Many who encountered the 31-year-old offered their thoughts on Monteith, who they described as the kind of actor who actually seemed engaged at typically boring media events; a man madly in love with his girlfriend, co-star Lea Michele; and a person struggling with addiction but open about it.
One of those people, filmmaker Gia Milani, had her own favorable experience with the actor. In a television interview years ago, Milani found Monteith so endearing that she began to consider casting him in her independent film.
“He was so down to earth, open, honest and vulnerable,” Milani wrote in an e-mail Sunday, recalling watching the actor on the Canadian program “George Stroumboulopoulos Tonight.”
So she reached out to Monteith, and soon he had landed a part in her drama “All the Wrong Reasons,” filmed last summer. In the movie, which does not yet have a release date, Monteith plays James, the ambitious manager of a big box department store who is struggling to help his wife (Karine Vanasse) deal with post-traumatic stress disorder.
He juggled his “Glee” responsibilities in Los Angeles while shooting Milani’s movie in Canada, frequently flying from coast-to-coast. Despite the travel, he never showed his fatigue, the director said.
“The cast and crew adored him,” she said. “Sometimes he would sneak out and hide behind the crew vans and surprise his fans who had discovered where we were shooting and would gather, hoping for a glimpse.”

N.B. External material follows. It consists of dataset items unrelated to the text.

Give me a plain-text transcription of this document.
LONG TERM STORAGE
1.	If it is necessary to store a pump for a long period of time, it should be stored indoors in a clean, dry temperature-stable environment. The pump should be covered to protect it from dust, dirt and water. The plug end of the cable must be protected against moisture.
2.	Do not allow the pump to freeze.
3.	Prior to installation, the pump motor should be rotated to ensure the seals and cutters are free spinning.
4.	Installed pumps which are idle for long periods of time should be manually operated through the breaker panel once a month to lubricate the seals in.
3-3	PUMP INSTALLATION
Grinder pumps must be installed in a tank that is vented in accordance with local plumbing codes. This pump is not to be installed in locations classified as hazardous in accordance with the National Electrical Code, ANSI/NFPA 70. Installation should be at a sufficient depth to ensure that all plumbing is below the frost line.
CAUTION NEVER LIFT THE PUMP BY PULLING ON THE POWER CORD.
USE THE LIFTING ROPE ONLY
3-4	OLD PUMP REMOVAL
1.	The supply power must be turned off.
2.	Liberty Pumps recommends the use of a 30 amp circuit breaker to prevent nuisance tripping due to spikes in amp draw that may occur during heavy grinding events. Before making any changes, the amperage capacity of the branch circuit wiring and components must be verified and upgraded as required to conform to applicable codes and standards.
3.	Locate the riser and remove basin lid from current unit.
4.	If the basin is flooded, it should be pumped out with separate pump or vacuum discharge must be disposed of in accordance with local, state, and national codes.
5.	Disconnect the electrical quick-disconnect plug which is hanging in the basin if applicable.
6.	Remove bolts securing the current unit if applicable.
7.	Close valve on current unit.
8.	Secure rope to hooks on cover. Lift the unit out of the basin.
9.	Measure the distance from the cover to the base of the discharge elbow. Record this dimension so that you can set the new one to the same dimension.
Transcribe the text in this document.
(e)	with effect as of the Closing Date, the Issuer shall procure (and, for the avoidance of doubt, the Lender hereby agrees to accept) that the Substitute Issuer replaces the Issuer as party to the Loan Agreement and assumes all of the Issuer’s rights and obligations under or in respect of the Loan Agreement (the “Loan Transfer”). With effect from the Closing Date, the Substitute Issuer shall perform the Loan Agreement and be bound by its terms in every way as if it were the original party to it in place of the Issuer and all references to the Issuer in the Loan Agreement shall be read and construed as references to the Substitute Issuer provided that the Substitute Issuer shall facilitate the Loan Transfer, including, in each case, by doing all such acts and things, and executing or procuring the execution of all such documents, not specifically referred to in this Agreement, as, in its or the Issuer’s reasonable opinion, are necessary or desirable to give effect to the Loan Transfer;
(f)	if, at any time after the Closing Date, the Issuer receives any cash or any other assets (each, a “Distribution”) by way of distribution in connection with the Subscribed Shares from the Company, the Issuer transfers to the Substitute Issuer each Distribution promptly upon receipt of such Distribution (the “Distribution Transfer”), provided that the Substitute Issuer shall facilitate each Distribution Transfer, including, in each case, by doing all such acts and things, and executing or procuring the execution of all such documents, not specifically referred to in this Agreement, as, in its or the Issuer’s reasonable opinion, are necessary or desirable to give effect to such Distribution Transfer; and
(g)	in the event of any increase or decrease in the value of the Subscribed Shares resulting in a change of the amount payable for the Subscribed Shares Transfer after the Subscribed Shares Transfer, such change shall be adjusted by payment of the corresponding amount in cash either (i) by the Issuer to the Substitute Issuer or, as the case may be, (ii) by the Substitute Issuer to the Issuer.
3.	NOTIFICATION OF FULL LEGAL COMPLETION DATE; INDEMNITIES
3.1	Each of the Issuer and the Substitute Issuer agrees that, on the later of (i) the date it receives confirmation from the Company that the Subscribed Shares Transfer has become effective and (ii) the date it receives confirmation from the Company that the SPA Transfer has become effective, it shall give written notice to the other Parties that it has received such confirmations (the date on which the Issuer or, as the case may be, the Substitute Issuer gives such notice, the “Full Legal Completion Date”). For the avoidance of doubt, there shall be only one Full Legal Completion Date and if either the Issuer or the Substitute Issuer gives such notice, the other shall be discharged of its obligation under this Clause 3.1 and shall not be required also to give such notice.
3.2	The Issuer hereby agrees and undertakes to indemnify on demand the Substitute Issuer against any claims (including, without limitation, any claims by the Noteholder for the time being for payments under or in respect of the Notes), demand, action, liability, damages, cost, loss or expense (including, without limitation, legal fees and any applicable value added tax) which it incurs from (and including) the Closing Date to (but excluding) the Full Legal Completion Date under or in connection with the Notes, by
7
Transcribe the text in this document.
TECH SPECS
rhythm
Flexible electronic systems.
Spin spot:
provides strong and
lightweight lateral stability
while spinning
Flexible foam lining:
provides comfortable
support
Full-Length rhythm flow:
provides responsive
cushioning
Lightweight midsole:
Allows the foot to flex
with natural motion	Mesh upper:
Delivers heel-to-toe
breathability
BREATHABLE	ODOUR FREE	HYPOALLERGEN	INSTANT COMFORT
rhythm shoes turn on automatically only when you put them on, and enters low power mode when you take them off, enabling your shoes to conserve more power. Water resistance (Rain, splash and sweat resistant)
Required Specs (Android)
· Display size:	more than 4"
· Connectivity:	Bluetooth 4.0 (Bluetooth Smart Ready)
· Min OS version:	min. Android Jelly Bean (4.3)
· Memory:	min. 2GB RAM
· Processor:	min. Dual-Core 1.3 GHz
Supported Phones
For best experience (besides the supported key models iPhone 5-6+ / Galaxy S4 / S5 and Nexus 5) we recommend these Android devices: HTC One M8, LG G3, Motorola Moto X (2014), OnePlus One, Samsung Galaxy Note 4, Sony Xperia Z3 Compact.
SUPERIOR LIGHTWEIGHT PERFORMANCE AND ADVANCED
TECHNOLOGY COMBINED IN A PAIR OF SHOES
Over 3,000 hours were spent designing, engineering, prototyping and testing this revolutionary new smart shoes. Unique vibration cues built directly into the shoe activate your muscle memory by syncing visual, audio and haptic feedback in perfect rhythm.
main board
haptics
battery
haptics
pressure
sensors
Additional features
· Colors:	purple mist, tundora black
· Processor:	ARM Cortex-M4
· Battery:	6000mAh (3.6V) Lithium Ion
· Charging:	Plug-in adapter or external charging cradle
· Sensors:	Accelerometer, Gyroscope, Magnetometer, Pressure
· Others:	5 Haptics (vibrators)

On set, Monteith tried to maintain a lighthearted attitude, often pranking those around him. On the last day of shooting, he revealed to Milani that he had secretly hidden his black Ray-Ban sunglasses in the background of every scene he was in.
He said he “would point them out to me when we got to do commentary on the DVD. I thought that was a riot,” the filmmaker said.
After wrapping “All the Wrong Reasons” in August, Monteith would travel to Philadelphia a month later to tackle darker fare in “McCanick,” in which he plays a drug-addled criminal. But he showed a more dramatic side on Milani’s film as well, she said, pushing himself past the easygoing Finn Hudson so many recognized him for on “Glee.”
“I was impressed with Cory’s ability to embody my flawed character, and I am fiercely proud of Cory’s performance,” Milani said, adding that she and the actor watched the finished film a few weeks ago in Los Angeles. “I am grateful I got to see him then. It doesn’t feel real that he’s gone.”